Brokerage firms have for many years built the illusion that they serve individual investors. In reality, their representatives are commission based salesmen. But, you won't find that on their business cards. No, they call themselves "financial consultants" or make some other attempt to look like something that they are not. They frequently add designations like CFP (Certified Financial Planner) or ChFC (Chartered Financial Consultant) to their resume, but any financial planning advice that they offer is strictly incidental to the sale of a product.
Commission based sales has been extremely lucrative for brokerage firms. But, beyond the issue of brokers masquerading as advisors, commission based sales creates very obvious conflicts of interest. Will a commission based salesman for a brokerage or insurance firm pick the product that is best for the client or the product that pays the highest commission? What standard is the salesman held to? The standard is called 'suitability', which simply means that the product is suitable for the client. It does not mean it's the best choice. Who enforces this standard? NASD -- The National Association of Securities Dealers. NASD is not a government agency. It is a selfregulatory organization made up of brokers. A broker or insurance company salesman has no fiduciary duty to his or her client. Instead, the standard of suitability and the need for corporate profits guide their behavior.
You might think that you would see the commissions that are being taken out of your account when you do business with a broker or an insurance company representative. Unfortunately, you often don't. This is particularly true when you purchase a mutual fund through a brokerage firm. Most firms like to sell shares of mutual funds ' called A class shares ' that typically pay the brokerage firm 5% or more. This is deducted from your investment immediately. But, does it show up on your statement as a line item that clearly explains what happened to your investment? Of course not. Brokerage firms have made an art form out of hiding fees.
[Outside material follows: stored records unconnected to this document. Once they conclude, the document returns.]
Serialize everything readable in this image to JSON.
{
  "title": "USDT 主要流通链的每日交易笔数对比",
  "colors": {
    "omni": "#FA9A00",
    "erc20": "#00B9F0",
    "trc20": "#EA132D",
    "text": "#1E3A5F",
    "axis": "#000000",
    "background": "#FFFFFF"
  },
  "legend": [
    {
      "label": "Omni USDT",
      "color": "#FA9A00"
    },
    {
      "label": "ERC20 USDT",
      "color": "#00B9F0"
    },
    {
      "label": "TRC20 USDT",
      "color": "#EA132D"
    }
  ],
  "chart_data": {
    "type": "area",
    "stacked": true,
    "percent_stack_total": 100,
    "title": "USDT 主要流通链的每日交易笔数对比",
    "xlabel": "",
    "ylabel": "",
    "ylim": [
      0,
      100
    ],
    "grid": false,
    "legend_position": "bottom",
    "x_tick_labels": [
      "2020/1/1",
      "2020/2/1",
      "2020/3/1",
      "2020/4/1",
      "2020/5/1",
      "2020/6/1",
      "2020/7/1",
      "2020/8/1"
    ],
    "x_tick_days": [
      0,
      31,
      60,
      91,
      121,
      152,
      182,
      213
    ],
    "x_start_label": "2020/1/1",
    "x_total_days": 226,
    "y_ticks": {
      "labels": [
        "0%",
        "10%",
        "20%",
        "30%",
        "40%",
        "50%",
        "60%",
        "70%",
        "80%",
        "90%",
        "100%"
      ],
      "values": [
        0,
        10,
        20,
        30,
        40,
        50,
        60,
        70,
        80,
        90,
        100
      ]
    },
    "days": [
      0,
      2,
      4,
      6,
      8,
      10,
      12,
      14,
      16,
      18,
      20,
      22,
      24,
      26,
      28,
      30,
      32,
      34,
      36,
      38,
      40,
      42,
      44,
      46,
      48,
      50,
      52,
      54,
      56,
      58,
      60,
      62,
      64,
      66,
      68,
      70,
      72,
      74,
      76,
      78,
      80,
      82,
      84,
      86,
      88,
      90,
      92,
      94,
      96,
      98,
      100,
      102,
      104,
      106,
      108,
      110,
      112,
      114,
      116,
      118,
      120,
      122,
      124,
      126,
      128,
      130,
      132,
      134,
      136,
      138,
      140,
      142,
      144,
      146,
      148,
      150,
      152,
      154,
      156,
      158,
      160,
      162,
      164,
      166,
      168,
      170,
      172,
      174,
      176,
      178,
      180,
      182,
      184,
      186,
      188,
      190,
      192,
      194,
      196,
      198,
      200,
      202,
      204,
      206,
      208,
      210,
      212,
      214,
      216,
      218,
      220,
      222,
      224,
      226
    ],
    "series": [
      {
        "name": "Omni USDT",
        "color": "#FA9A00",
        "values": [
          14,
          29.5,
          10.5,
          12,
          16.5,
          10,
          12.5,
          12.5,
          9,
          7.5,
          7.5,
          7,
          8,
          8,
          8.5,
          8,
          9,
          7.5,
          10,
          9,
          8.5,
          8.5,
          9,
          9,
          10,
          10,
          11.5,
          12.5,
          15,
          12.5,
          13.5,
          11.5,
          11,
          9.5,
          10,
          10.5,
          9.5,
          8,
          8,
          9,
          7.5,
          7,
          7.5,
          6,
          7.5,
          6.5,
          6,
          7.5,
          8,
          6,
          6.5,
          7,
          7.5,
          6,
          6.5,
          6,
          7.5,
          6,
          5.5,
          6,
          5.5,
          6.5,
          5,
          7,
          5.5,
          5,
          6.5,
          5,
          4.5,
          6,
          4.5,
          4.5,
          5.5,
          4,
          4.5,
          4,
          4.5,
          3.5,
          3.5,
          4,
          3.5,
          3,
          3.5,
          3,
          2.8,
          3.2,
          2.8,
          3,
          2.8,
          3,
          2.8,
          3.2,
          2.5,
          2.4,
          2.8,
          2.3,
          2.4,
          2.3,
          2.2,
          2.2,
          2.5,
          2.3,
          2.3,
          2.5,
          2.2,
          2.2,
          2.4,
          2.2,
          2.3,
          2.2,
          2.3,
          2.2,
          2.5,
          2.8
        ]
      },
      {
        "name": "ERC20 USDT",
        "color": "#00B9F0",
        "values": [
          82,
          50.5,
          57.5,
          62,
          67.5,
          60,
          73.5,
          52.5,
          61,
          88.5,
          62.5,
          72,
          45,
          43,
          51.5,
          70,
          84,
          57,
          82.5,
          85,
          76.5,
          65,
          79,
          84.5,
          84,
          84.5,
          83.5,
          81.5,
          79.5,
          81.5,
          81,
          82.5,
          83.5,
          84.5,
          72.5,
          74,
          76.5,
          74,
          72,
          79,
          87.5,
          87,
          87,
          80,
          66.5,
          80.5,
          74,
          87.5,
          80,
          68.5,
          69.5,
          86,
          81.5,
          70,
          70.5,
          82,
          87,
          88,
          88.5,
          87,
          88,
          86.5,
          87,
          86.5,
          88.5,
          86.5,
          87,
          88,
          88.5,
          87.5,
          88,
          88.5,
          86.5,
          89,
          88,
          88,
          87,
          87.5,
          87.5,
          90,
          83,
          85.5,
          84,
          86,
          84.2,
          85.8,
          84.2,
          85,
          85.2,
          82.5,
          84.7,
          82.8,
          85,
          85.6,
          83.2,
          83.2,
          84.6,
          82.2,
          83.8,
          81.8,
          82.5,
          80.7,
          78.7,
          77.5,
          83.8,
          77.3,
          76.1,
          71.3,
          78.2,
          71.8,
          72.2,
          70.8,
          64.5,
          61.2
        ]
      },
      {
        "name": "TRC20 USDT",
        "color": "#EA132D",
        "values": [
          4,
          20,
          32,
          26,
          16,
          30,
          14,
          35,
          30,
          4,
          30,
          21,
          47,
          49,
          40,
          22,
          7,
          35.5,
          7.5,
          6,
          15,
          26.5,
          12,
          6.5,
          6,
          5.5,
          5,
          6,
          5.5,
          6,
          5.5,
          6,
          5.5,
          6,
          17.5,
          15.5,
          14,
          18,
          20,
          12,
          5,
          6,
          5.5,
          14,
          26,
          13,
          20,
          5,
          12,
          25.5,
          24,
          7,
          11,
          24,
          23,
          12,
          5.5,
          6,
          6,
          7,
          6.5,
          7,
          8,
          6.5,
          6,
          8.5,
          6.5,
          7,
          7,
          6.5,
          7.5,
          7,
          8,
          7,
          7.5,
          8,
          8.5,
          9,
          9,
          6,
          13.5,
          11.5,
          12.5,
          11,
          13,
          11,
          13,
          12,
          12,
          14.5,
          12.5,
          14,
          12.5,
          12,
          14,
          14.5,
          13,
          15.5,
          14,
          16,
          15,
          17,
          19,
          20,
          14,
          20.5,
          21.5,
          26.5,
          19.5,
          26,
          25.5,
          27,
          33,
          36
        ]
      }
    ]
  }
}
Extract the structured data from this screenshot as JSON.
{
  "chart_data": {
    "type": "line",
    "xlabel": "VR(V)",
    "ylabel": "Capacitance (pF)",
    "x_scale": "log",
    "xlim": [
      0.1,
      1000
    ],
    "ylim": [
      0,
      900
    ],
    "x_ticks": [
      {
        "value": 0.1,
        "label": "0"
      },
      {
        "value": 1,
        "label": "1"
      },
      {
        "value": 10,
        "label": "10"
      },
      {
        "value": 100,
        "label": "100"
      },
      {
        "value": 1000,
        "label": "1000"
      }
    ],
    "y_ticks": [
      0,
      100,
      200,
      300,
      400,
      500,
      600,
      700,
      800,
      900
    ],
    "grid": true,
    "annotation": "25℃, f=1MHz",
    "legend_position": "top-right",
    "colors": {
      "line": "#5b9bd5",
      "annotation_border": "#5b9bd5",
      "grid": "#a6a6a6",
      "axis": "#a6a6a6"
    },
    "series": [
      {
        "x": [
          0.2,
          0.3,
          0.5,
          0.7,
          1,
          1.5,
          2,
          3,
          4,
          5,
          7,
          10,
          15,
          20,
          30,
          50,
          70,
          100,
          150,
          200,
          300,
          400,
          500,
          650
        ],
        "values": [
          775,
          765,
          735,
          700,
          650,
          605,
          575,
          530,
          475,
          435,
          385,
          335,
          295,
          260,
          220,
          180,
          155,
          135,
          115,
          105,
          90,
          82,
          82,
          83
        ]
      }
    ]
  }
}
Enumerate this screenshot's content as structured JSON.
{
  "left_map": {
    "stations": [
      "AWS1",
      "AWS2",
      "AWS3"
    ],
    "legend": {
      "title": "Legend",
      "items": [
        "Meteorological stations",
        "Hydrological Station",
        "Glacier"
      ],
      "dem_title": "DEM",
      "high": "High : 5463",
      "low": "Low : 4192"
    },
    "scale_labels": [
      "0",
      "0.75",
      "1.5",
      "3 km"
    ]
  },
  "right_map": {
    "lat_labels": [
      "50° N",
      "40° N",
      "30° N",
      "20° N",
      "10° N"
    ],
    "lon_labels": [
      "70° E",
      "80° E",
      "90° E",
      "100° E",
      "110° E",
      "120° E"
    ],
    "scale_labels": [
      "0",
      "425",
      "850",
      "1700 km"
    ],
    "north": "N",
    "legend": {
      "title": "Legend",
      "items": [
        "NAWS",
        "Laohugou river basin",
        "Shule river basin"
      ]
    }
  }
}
"You should fire your broker and find an investment advisor. Brokerage firms would like you to think that they perform the same functions as investment advisors. Many brokers call themselves 'financial consultants' or 'financial advisors'. But they are not the same as independent investment advisors... an investment advisor's fiduciary duty is on a higher plane, like that of a lawyer, a trustee, or the executor of an estate." - Arthur Levitt, Former SEC Chairman
Unlike brokers, Registered Investment Advisors have a fiduciary duty to their client.
They are legally bound to put the client's interest first, including putting it ahead of their
own interest. This is vastly different from the standard of suitability. Registered
Investment Advisors are regulated by state and federal authorities, not NASD. This is a
big step in the right direction, but it doesn't go far enough. Many, if not most, Registered
Investment Advisors still work on a commission basis. The same conflicts of interest
exist with them. Others call themselves "fee-based". This is a meaningless term that is
also used in the brokerage industry. These are advisors or brokers that get paid by both
commission and fees. The only form of compensation that guarantees an advisor's
objectivity is fee-only.
Fee-only advisors do not accept any form of commission from the sale of any product.
This means that the advisor is free to choose the best product for the client. Fee-only
advisors are still relatively rare, but their ranks are growing rapidly. It's an ethical way of
compensating the advisor and it fosters trust between the advisor and the client. All fees
are clearly disclosed. When you interview an advisor that you may want to work with,
one of the most important questions you should ask is "How are you compensated"?
Unlike brokers, Registered Investment Advisors are required by state and federal law to
provide prospective clients with a document called Form ADV Part II. This document
describes how the advisor firm operates, including how fees are paid. Read it and
understand it. However, there is very important information that is contained in Form
ADV Part I concerning the regulatory history of the firm. This section is available online
or you can request it from the firm. You should avoid any firm that
hesitates to make it available to you.
CFP, ChFC, ABC, XYZ ? new designations seem to appear every day. It's not uncommon to find financial product salesmen with several of these listed after their name. Is it important? They certainly want you to think so. The organizations that offer the designations spend a lot of money to convince consumers that their designation is the "gold standard". Unfortunately, none of these designations guarantee more than a very basic competency, often in a very broad range of subject matter. A CFP or ChFC can be valuable for a financial planner. But, these designations have very little to do with asset management. In fact, both require only a single basic investment course that can be taken online. A CFA can be a valuable designation for a portfolio manager, but does nothing to denote competency in financial planning.
The best course of action is to work with a fee only Registered Investment Advisor that offers a multi-disciplinary team approach to managing your finances. This may include planners with CFP or ChFC designations, experienced asset managers that may hold the CFA designation, CPAs, and estate planning attorneys. It can be difficult to find a fee only firm with these capabilities, but it is well worth your effort to do the research required. Finally, be careful with recommendations from friends and family members.
They often lack the understanding that is required to select an advisor and are, instead, exploited by the salesman that handles their account and begs them for referrals. Do your own research before you choose an advisor. Your future depends on it.